For women, it never ends.
We are constantly checking under our cars before we enter them, inspecting the shadows the walk among up, have speed dials ready, and position our keys as weapons in our hands.
Unfortunately, most of our 'attackers' our people we call loved ones.
I wish these were just ghost stories, or urban legends.
But these are real experiences over my last 33 years, that I can recall.
Unfortunately, like you, I'm sure there are more that my subconscious has tucked away in a vault somewhere in hopes to keep me mentally sane and safe.
Growing up I experienced multiple assault situations. However, I didn't know I was being abused until almost a decade later. The generation I grew up in didn't talk about these things, and our parents didn't shed light on scenarios we could find our selves in.
However in middle school everyone talked about sex, and the majority of the crowd I was surrounded by was at least having oral sex. I lost my virginity when I was going into my freshman year of high school.
But I was sexually abused long before that.
It didn't even happen just once.
The First Time:
I was in 8th grade the first time it happened...
It was a chilly fall Friday night as football season was wrapping up.
I was dating this wanna be quarter back for quite some time now. We had fooled around plenty times before. But this night was different. This night I was planning on breaking up with him. Over the year of us being together I ignored one red flag after another. His anger issues.
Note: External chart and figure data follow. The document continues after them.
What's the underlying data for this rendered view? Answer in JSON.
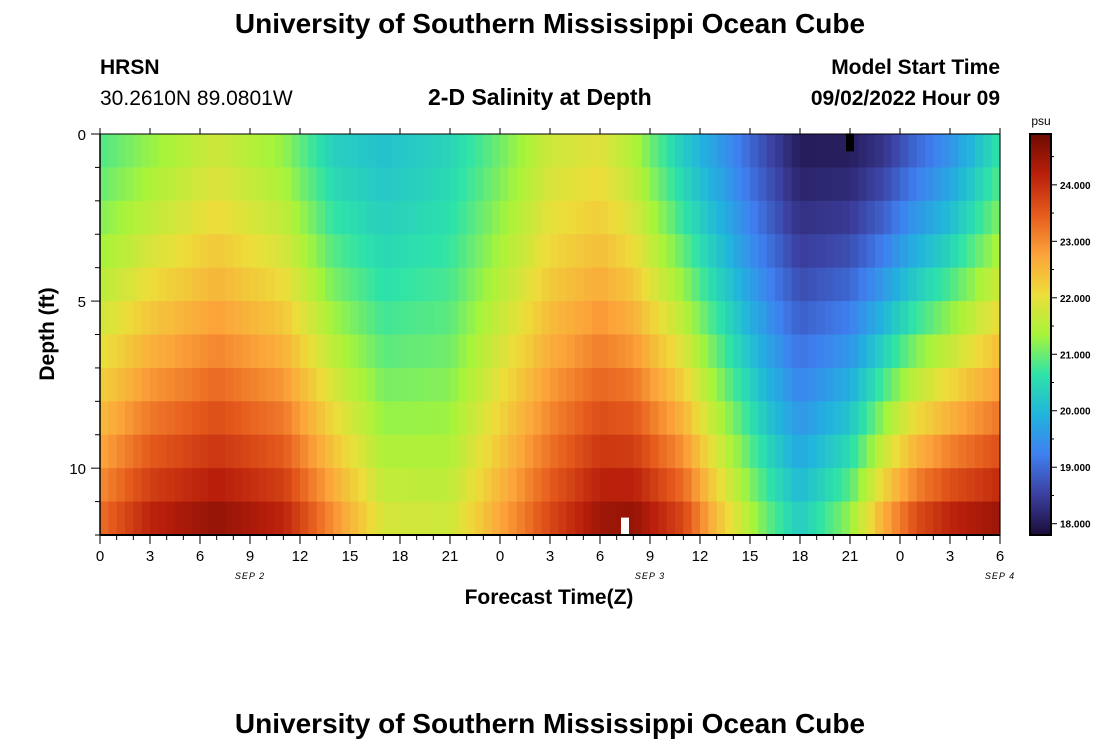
{
  "header": {
    "title": "University of Southern Mississippi Ocean Cube",
    "station": "HRSN",
    "location": "30.2610N  89.0801W",
    "model_start_label": "Model Start Time",
    "model_start_value": "09/02/2022 Hour 09",
    "footer_title": "University of Southern Mississippi Ocean Cube"
  },
  "chart_data": {
    "type": "heatmap",
    "title": "2-D Salinity at Depth",
    "xlabel": "Forecast Time(Z)",
    "ylabel": "Depth (ft)",
    "x_tick_labels": [
      "0",
      "3",
      "6",
      "9",
      "12",
      "15",
      "18",
      "21",
      "0",
      "3",
      "6",
      "9",
      "12",
      "15",
      "18",
      "21",
      "0",
      "3",
      "6"
    ],
    "date_labels": [
      {
        "label": "SEP 2",
        "hour": 9
      },
      {
        "label": "SEP 3",
        "hour": 33
      },
      {
        "label": "SEP 4",
        "hour": 54
      }
    ],
    "x_range_hours": [
      0,
      54
    ],
    "y_range_ft": [
      0,
      12
    ],
    "y_ticks": [
      0,
      5,
      10
    ],
    "depth_levels": 12,
    "colorbar": {
      "unit": "psu",
      "min": 17.8,
      "max": 24.9,
      "ticks": [
        "18.000",
        "19.000",
        "20.000",
        "21.000",
        "22.000",
        "23.000",
        "24.000"
      ],
      "colors": [
        "#1b0c3a",
        "#3b3f9e",
        "#3f7ff0",
        "#21b4dd",
        "#2ee3a8",
        "#a7f43a",
        "#eddd3a",
        "#fca33a",
        "#e55a1c",
        "#b91f0b",
        "#6e0a02"
      ]
    },
    "salinity_control": {
      "hours": [
        0,
        3,
        7,
        11,
        14,
        17,
        21,
        24,
        27,
        30,
        32,
        35,
        37,
        40,
        42,
        45,
        47,
        49,
        51,
        53,
        54
      ],
      "surface": [
        20.8,
        21.2,
        21.7,
        21.2,
        20.3,
        20.1,
        20.4,
        21.0,
        21.7,
        21.9,
        21.4,
        20.2,
        19.6,
        18.6,
        18.0,
        18.0,
        18.3,
        18.9,
        19.4,
        20.2,
        20.6
      ],
      "bottom": [
        23.4,
        24.3,
        24.7,
        24.3,
        23.1,
        21.9,
        21.8,
        22.8,
        23.8,
        24.6,
        24.7,
        23.9,
        22.6,
        21.1,
        20.4,
        21.4,
        22.9,
        23.9,
        24.4,
        24.6,
        24.7
      ],
      "depth_shape_exponent": 1.3
    },
    "marks": [
      {
        "name": "surface-min-marker",
        "hour": 45,
        "depth_ft": 0.25,
        "color": "#000000"
      },
      {
        "name": "bottom-max-marker",
        "hour": 31.5,
        "depth_ft": 11.75,
        "color": "#ffffff"
      }
    ]
  }
}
His alcoholic parents and unsafe home environment. His ability to control and manipulate me. My intuition started speaking up, and something inside me decided to listen to her that night.
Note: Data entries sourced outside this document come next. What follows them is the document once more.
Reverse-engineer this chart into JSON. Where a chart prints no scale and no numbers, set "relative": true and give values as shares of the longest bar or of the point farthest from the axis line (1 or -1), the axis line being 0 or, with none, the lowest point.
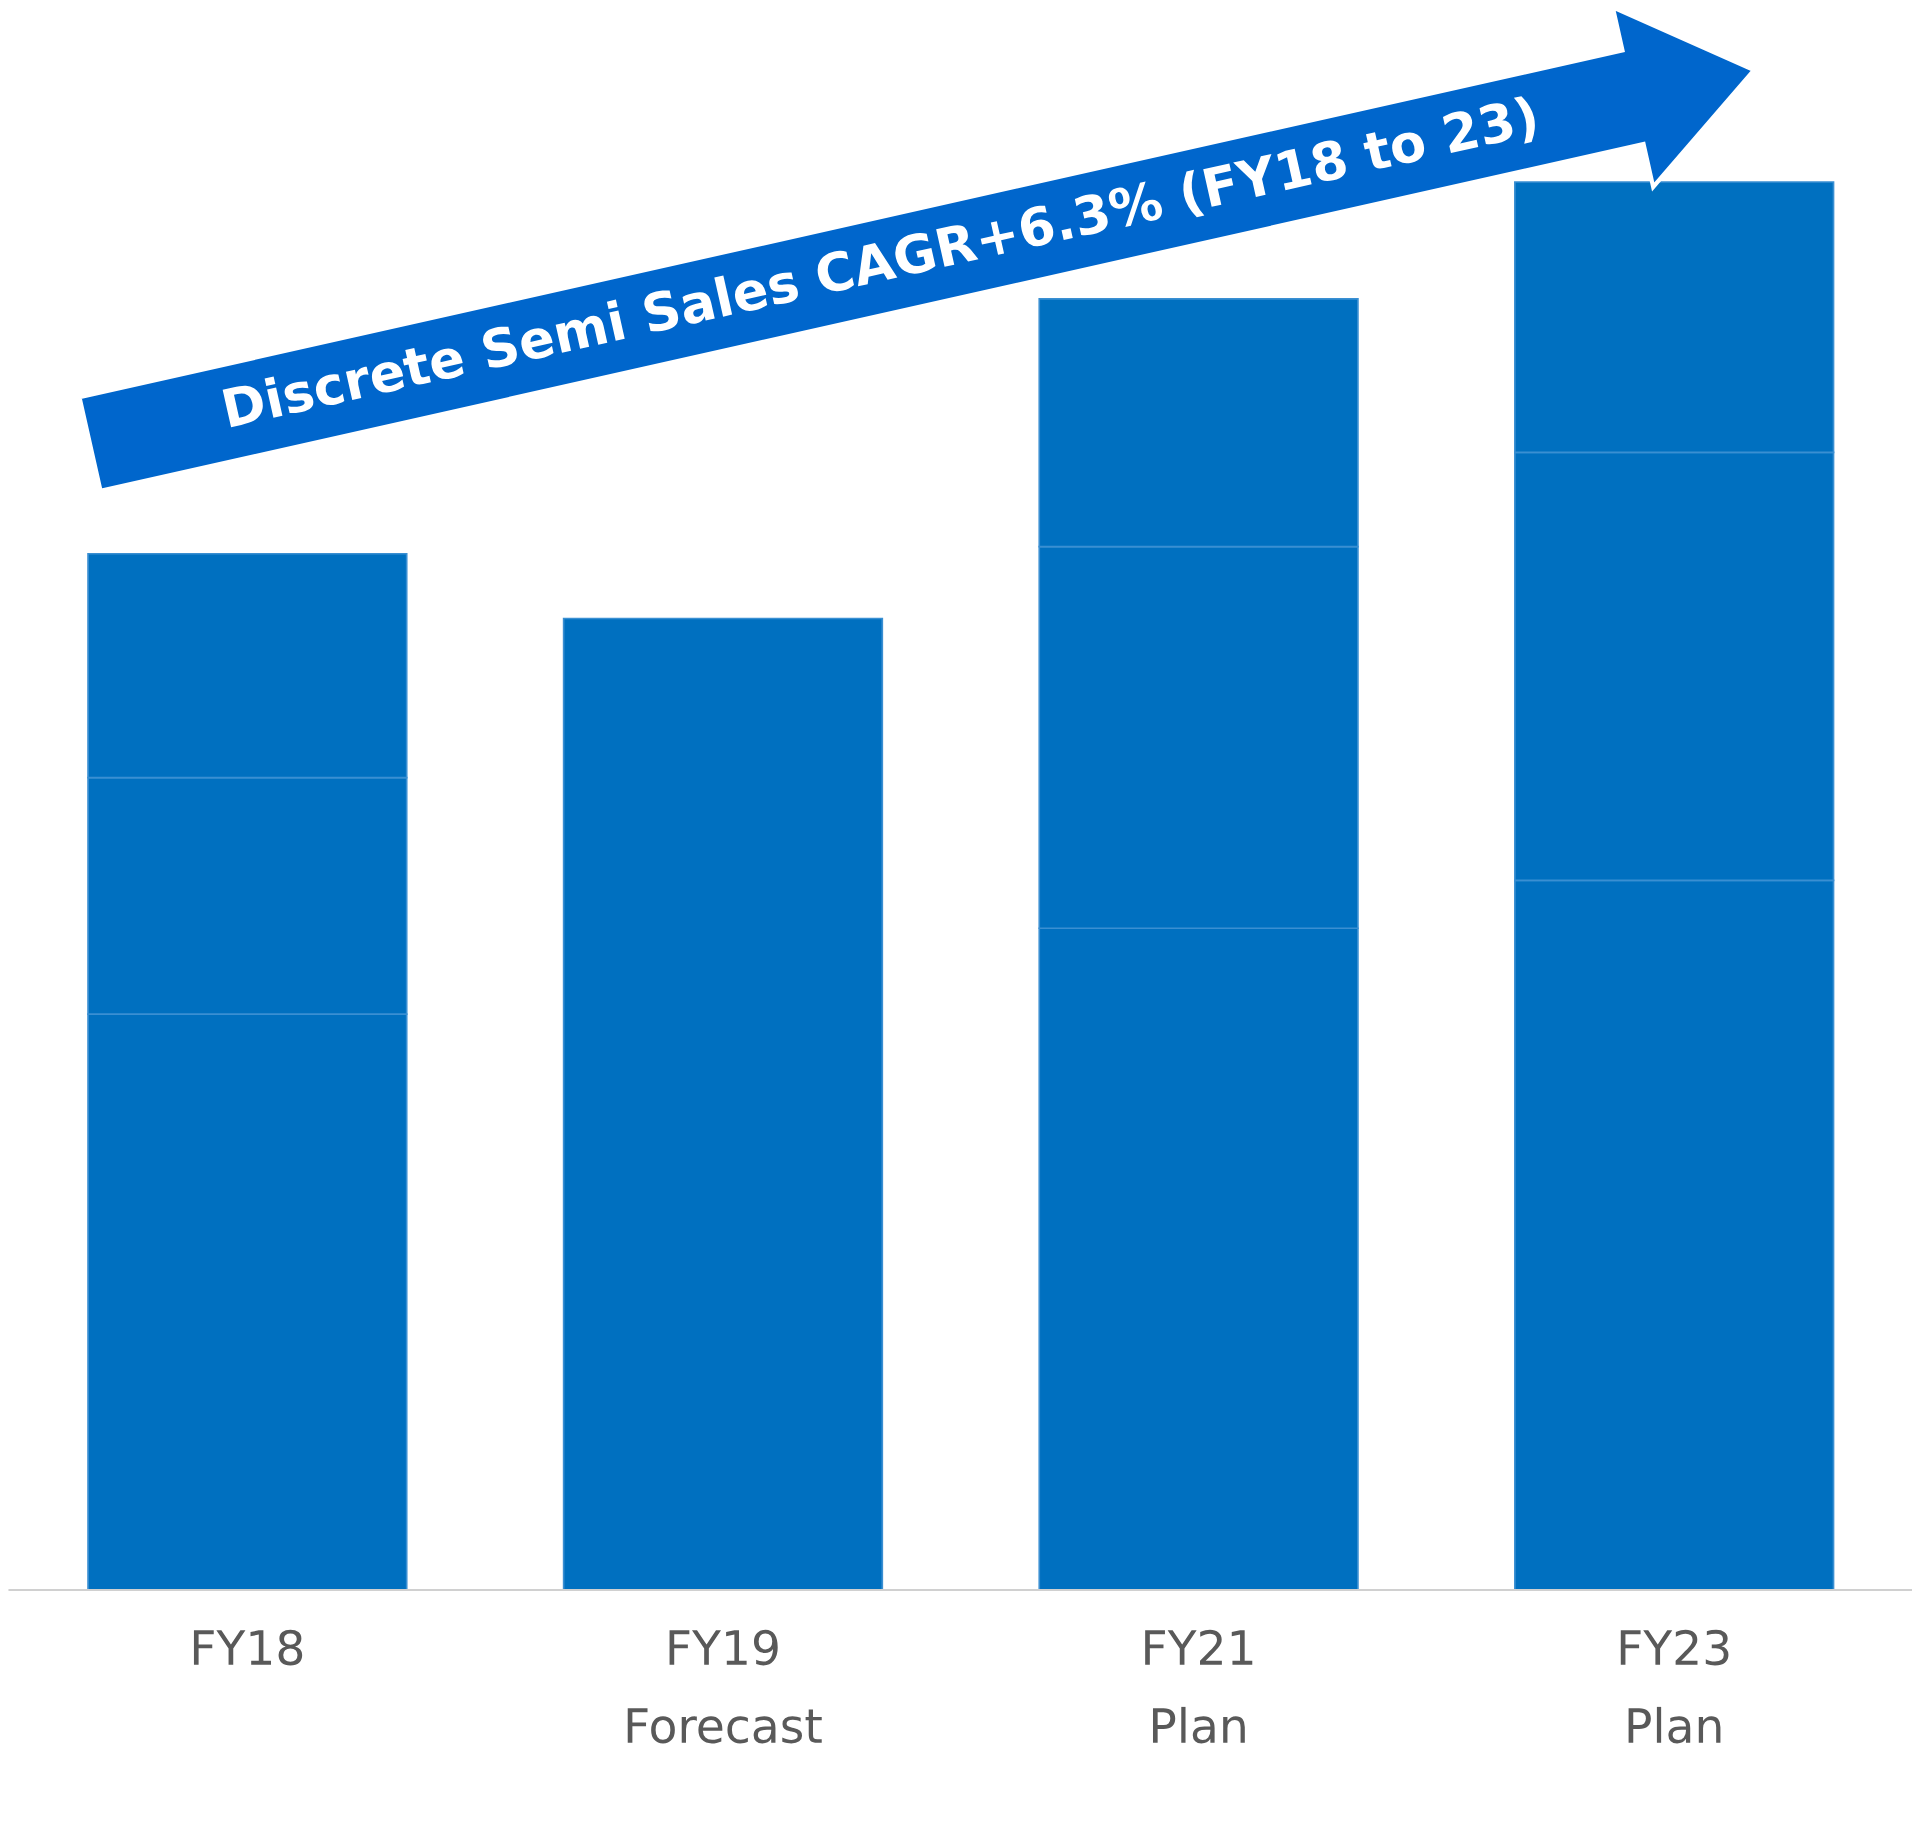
{
  "chart_data": {
    "type": "bar",
    "stacked": true,
    "relative": true,
    "categories": [
      "FY18",
      "FY19\nForecast",
      "FY21\nPlan",
      "FY23\nPlan"
    ],
    "series": [
      {
        "color": "#0070c0",
        "values": [
          0.409,
          0.69,
          0.47,
          0.504
        ]
      },
      {
        "color": "#0070c0",
        "values": [
          0.168,
          null,
          0.271,
          0.304
        ]
      },
      {
        "color": "#0070c0",
        "values": [
          0.159,
          null,
          0.176,
          0.192
        ]
      }
    ],
    "annotations": [
      "Discrete Semi Sales CAGR+6.3% (FY18 to 23)"
    ],
    "grid": false,
    "legend": false
  }
}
There was a carnival taking place just down the street from his house. All of my friends were there, even the the cute kicker from the football team which may have been half of what I am referring to as intuition here, but don't get too excited he makes a guest appearance in this blog later.
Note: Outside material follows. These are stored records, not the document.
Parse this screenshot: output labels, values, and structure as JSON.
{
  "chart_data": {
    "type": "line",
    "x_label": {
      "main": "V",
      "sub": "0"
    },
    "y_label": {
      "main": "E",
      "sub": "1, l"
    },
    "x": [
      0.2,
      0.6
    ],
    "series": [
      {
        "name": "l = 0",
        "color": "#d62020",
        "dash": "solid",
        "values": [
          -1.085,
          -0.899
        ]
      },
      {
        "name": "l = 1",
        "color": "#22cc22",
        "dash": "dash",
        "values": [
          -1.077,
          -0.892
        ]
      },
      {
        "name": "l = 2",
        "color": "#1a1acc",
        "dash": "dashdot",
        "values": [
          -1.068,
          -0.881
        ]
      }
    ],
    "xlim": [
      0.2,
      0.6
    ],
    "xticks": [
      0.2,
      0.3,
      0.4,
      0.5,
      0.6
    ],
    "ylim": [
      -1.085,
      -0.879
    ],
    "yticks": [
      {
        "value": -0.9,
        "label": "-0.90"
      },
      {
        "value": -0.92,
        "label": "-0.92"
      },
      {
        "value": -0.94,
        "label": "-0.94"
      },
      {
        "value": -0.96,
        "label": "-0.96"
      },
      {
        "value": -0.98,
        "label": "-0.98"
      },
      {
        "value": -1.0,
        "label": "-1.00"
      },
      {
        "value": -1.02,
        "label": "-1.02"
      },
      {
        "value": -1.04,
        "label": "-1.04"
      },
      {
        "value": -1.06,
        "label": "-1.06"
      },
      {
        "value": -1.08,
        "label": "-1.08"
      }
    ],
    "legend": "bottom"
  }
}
I wanted to be there. I didn't wanna be shacked up in a dark bedroom with black lights and lava lamps with a smelly narcissist in the making. But he didn't want to go. Which meant I wasn't allowed to go. He wanted to stay in. A.k.a. he wanted his dick sucked.
Any other night I would have conformed. Which looking back, that is still a form of abuse, mental abuse, manipulating me into doing things I didn't want to do all the time. Truly, think about all the times you par took in sexual activity just to keep the waters calm, just to avoid a fight. That's a form of sexual assault. Whenever someone doesn't respect your boundaries, qualifies. Even if you said yes the first time doesn't mean its a yes every time.
And that night, I wasn't consenting.
As the words rolled across my lips I saw the rage ignite in his dark demon eyes.
I felt the room engulf in flames of tension and I knew he wasn't going down without a fight. I started to stand up and walk out of his room... he grabbed me by the wrist and shut the door while quickly shoving a chair under the handle to prevent anyone from coming in..
I was screwed.
This is when it goes dark for me.
This is where it has taken me years to piece it all together.
Because for the longest time all I could recall was a pounding headache,
Gving an unwanted blow job, and making it to that carnival to see that cute kicker after all.
In fact, the Monday after that weekend my life radically changed.
I began dating said kicker, who turned into my first love, whom I actually ended up losing my virginity to and spending multiple years of high school with off and on.
So reality didn't seem so bad. I knew something bad happened to me, but the outcome was amazing (in those moments) so I convinced myself whatever happened I must have deserved, and it must have been worth it.
Well I didn't and it wasn't.
It's taken me almost 2 decades of nightmares, others sharing their stories, lifetime movies, and netflix binging to trigger me about a million times before realizing the truth in its entirety.
That night, as an 8th grader, I was forced into giving a blow job for a boy with anger issues. The headache I recalled was from him sitting on his weight bench he had in his room and holding a bar bell down across my neck so that I couldn't get up until he was finished. I left his place by calling my mom to have her come get me, and I didn't want to go home, because I was to scared to be alone so I had her take me to that carnival where I knew I could walk, fragile, directly into the arms of that cute kicker, and be surrounded by all my friends- and thats exactly what I did.